As the engine fired, so the shape crossed directly over him. A Sea Harrier, very low, almost hugging the sea as it did a tight turn, pulling a lot of G, to circle and come in again.
In at the Kill
He did not really know if this was a full, coordinated attack on invincible, but, in the last seconds, logic told him exactly what it was - the fireworks promised by BAST if the 15.00 hours deadline was not met.
Take-off check: brakes on; flaps OUT; ASI “bug” to lift-off speed.
As always, the aircraft was alive, trembling to the idling of the Rolls-Royce turbofan.
Nozzle lever set to short take-off position at the 500 stop mark; throttle to fifty-five percent RPM; brakes off; throttle banged into fully open, and there it was, the giant hand pressing at his chest and face.
The Sea Harrier snarled off the ramp. Gear “Up”. ASI “bug” flashing and beeping; nozzles to horizontal flight; flaps to IN.
The HUD showing the climbing angle, right on 600, and a speed of 640 knots.
Bond broke left, standing on one wing as he pulled a seven G turn, the nose dropping slightly, then coming up with a twitch of the rudder.
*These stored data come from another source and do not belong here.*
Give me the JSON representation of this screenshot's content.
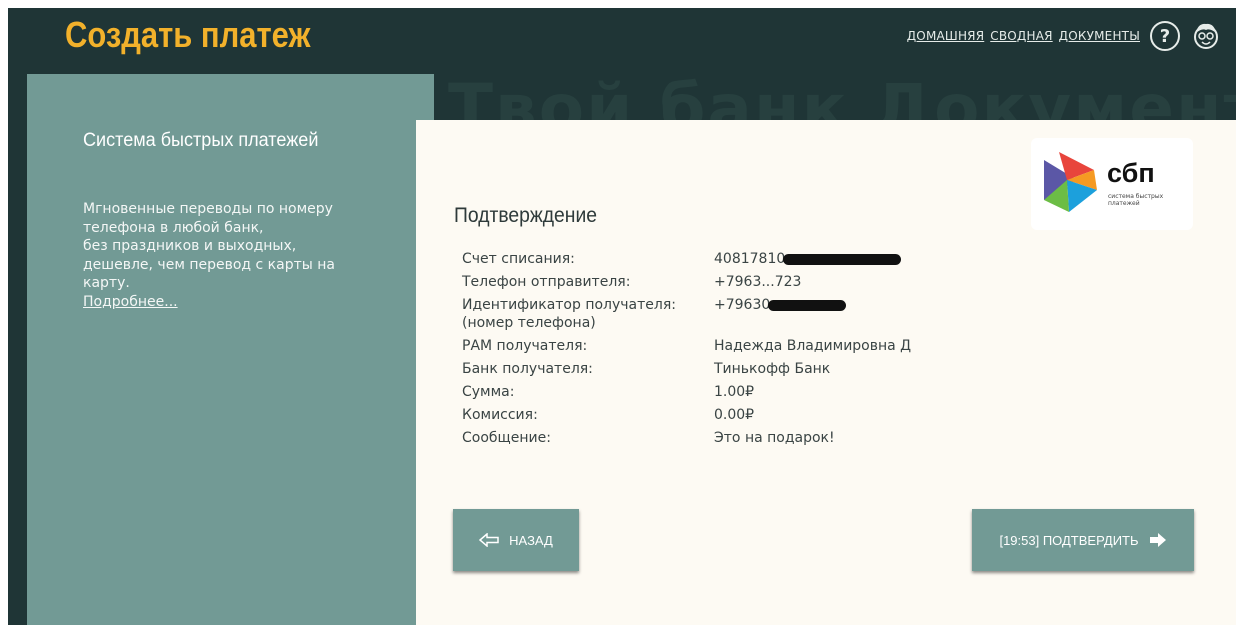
{
  "header": {
    "title": "Создать платеж",
    "nav": [
      "ДОМАШНЯЯ",
      "СВОДНАЯ",
      "ДОКУМЕНТЫ"
    ],
    "help_label": "?",
    "icons": [
      "help-icon",
      "avatar-icon"
    ]
  },
  "background": {
    "text": "Твой банк   Документы"
  },
  "sidebar": {
    "title": "Система быстрых платежей",
    "text_lines": [
      "Мгновенные переводы по номеру",
      "телефона в любой банк,",
      "без праздников и выходных,",
      "дешевле, чем перевод с карты на",
      "карту."
    ],
    "more_link": "Подробнее..."
  },
  "logo": {
    "word": "сбп",
    "subtitle": "система быстрых платежей"
  },
  "confirmation": {
    "title": "Подтверждение",
    "rows": [
      {
        "label": "Счет списания:",
        "value": "40817810"
      },
      {
        "label": "Телефон отправителя:",
        "value": "+7963...723"
      },
      {
        "label": "Идентификатор получателя:",
        "label2": "(номер телефона)",
        "value": "+79630"
      },
      {
        "label": "РАМ получателя:",
        "value": "Надежда Владимировна Д"
      },
      {
        "label": "Банк получателя:",
        "value": "Тинькофф Банк"
      },
      {
        "label": "Сумма:",
        "value": "1.00₽"
      },
      {
        "label": "Комиссия:",
        "value": "0.00₽"
      },
      {
        "label": "Сообщение:",
        "value": "Это на подарок!"
      }
    ]
  },
  "buttons": {
    "back": "НАЗАД",
    "confirm": "[19:53] ПОДТВЕРДИТЬ"
  }
}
One thousand feet, and to his right he saw Invincible, the aircraft and helicopters on her deck ablaze. Gas tanks going up to produce spectacular blooms of fire, and the other aircraft, low, almost down to the water, then putting her nose up and pulling into a hard, left turn.
Bond reached the outer edge of the turn, flipped the aircraft into a right-hand break, harder this time, his left foot pushing down on the rudder to keep level, then back on the stick to gain height as a bleep started to pulse loud in his headphones, and the trace on the radar showing another aircraft locking on behind him - behind and above.
He pulled back on the stick, put the nose towards the sky, and heard the rasping noise that warned a missile had been released.
His mind grabbed at the recent past, and the missile fired at him near the bombing range close to the Isle of Man. That could have only been an AIM-J Sidewinder. As close as this, a superior AIM-9L Sidewinder would have followed him to impact.